22-Two lines

1.9K 68 0
                                    

Hai, sebelum baca tolong vote dulu ya 🌟
.
.
.
"Sean, jangan!"

"Adara..."

"S-sean, sakit.."

"Adara, sayang. Bangun, ini aku."

Adara terkesiap, ia menatap Sean yang berada didepannya lalu sedetik kemudian perempuan itu menangis.

"Ssttt, jangan nangis." Sean mengusap punggung Adara yang berada didekapannya.

"A-aku takut, Sean."

Sean tersenyum kecil, kecupan singkat lelaki itu berikan dipelipis Adara. "Semuanya baik-baik aja, Kamu cuma mimpi buruk, sayang."

Adara melepaskan pelukannya lalu mengusap air matanya.

"Kayaknya hari ini kamu batal ketemu sama penerbit buku." Kata Sean.

Kening Adara mengerut. "Kenapa bisa?"

Sean terkekeh, tangannya terulur mengacak rambut Adara dengan gemas. " Kamu ketiduran, sayang."

Adara menepuk dahinya, Ia lupa kalau selama menunggu Sean badannya tidak bisa berkompromi sehingga rebahan di atas sofa yang berakhir tertidur.

"Kamu ngga usah khawatir, aku udah bikin ulang janji temu sama penerbitnya." Kata Sean.

Adara  tersenyum, perempuan itu mencubit kedua pipi Sean. "Makasih banyak, suamiku."

"Aw—Adara!" Sean mengusap kedua sisi wajahnya yang memerah. "Sakit!"

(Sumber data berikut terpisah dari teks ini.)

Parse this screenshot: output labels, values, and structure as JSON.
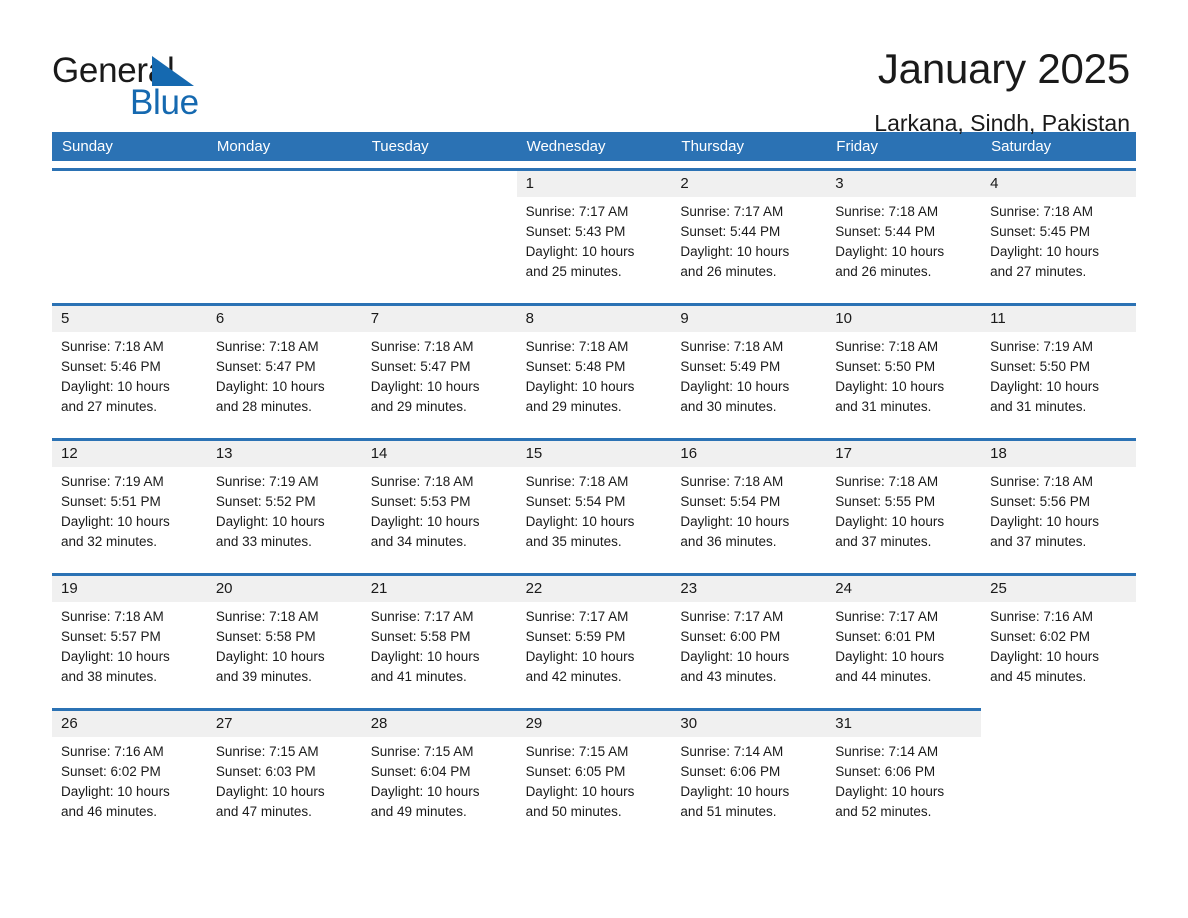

Bibirnya yang mengerucut membuat Adara tidak tahan untuk tidak mengecupnya. Dengan gerakan cepat Adara membungkuk, lalu mendaratkan kecupan dibibir Sean juga dikedua pipi lelaki itu.

"Nakal ya kamu sekarang." Sean menyeringai.

Bibir Adara mencebik. "Kalau iya kenapa?" Tangan mungilnya menurunkan sedikit resleting baju yang dikenakan.

Mata Sean menyipit, Adara benar-benar sedang menggodanya.

"Kenapa cuma diliat? Kamu ngga mau pegang?" Tanya Adara dengan suara yang menggoda.

Sean melepaskan dasinya, lalu dengan satu dorongan tubuh Adara sudah berada dibawah Kungkungannya.

"Kamu udah selesai datang bulan, hm?" Tanya Sean.

Adara mengangguk. Ia mana berani menggoda Sean saat dalam keadaan datang bulan. Justru inilah waktu yang selalu Adara tunggu, bercinta setelah selesai datang bulan.

"Udah empat bulan ya?" Sean tidak melanjutkan perbuatannya. Tetapi posisinya masih bertahan.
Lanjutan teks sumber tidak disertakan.